Denn nur der Staffelmeister hat das Recht, direkt aufzusteigen. Der Tabellenzweite muss selbst dann in die Relegation, wenn sich der Spitzenreiter gegen den Aufstieg entscheidet. Schon deshalb spiele jeder Meisterschaftskonkurrent mit größtem Engagement gegen die Korberinnen.

Brisant: Der SC Korb spielt noch gegen den VfL Waiblingen

Der sehr deutliche 32:23-Heimsieg des SC am Samstag gegen den Tabellenzweiten TV Möglingen war eine Demonstration der Stärke. Die Meisterschaft ist wahrscheinlich, aber es gibt noch Konfliktstoff: Am Samstag, 22. April, spielt der SC beim VfL Waiblingen. Um Gemauschel-Vorwürfen vorzubeugen, sagt Arif, das Team des VfL werde selbstverständlich alles geben, egal, ob Korb noch Punkte für Rang eins benötige. Jeder müsse aber auch wissen, dass der SC in dieser Saison den besseren Handball spiele. „Wir haben schon das Hinspiel deutlich verloren.“

Zwar sind die Waiblinger die Hauptprofiteure der FSG, die Korber werden jedoch ebenfalls einige Zuckerl bekommen. Vorstandsmitglied Rolf Gruber hebt hervor, dass beim SC „keinerlei Verbindlichkeiten“ entstünden. Stattdessen werde es durch Platz für Sponsoren auf Trikots und Trainingsanzügen Werbeeinkünfte geben, hinzu kämen Einnahmen aus Heimspielen.

Die Waiblinger Rundsporthalle wird voraussichtlich noch bis Mitte September saniert, deshalb werden einige Partien in der Korber Ballspielhalle ausgetragen. Der Ausweich-Spielort Stauferhalle in Waiblingen ist nicht zweitligatauglich. Der VfL versuche deshalb, eine Sondergenehmigung beim DHB zu erwirken, so Arif. Er sieht das Projekt sehr positiv: „Wir haben jetzt die Chance, was Gescheites aufzubauen.“

"Moralisch fragwürdig"

Ein Kommentar von Sportredakteur Matthias Schwardt

Die Korber Handballerinnen haben es verdient, für ihre Leistungen mit einem eventuellen Aufstieg in die 2. Bundesliga belohnt zu werden, die Bildung der FSG Waiblingen/Korb schafft dafür die Voraussetzung.

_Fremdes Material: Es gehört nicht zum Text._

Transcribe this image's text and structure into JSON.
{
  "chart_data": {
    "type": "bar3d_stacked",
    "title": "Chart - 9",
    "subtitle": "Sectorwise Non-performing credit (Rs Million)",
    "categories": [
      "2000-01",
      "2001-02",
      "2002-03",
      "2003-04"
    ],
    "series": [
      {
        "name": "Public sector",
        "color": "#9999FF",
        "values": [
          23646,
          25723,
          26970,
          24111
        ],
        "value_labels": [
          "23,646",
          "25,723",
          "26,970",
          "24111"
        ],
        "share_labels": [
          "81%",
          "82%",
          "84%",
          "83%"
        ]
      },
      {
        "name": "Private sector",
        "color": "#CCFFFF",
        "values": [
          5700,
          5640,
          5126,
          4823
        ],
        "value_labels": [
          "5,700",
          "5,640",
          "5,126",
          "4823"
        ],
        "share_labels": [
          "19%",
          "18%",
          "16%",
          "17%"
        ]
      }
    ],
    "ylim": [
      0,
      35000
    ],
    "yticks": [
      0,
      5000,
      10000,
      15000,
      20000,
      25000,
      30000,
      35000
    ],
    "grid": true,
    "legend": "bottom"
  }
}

Als Argument, den plötzlichen Rückzug vom Rückzug des SC Korb zu rechtfertigen, ist es aber vorgeschoben. Es geht schlicht darum, die Spiellizenzen für den VfL abzugreifen. Das Hin und Her während der laufenden Saison ist von beiden Vereinen unprofessionell und insgesamt moralisch fragwürdig. Der VfL, dessen Drittligamannschaft lange gegen den Abstieg kämpfte, hat sportlich weder den Aufstieg verdient noch eine zweite Mannschaft in der Oberliga. Doch er profitiert hauptsächlich von der FSG. Die Verantwortlichen des Vereins waren angetreten, um mit ruhiger Arbeit das Waiblinger Image aufzupolieren. So wird das sicher nicht gelingen.

Restprogramm Korb

Nach dem 32:23-Kantersieg gegen den Tabellenzweiten TV Möglingen sind’s für den SC Korb nur noch drei Spiele bis zur möglichen Meisterschaft und, dank der rasch gegründeten Frauen-Spielgemeinschaft mit dem VfL Waiblingen, zum Aufstieg in die 2. Bundesliga.

  • SC Korb – TV Brombach (Samstag, 8. April, 19 Uhr).
  • VfL Waiblingen – SC Korb (Samstag, 22. April, 18 Uhr).
  • SC Korb – SG BBM Bietigheim II (Samstag, 29. April).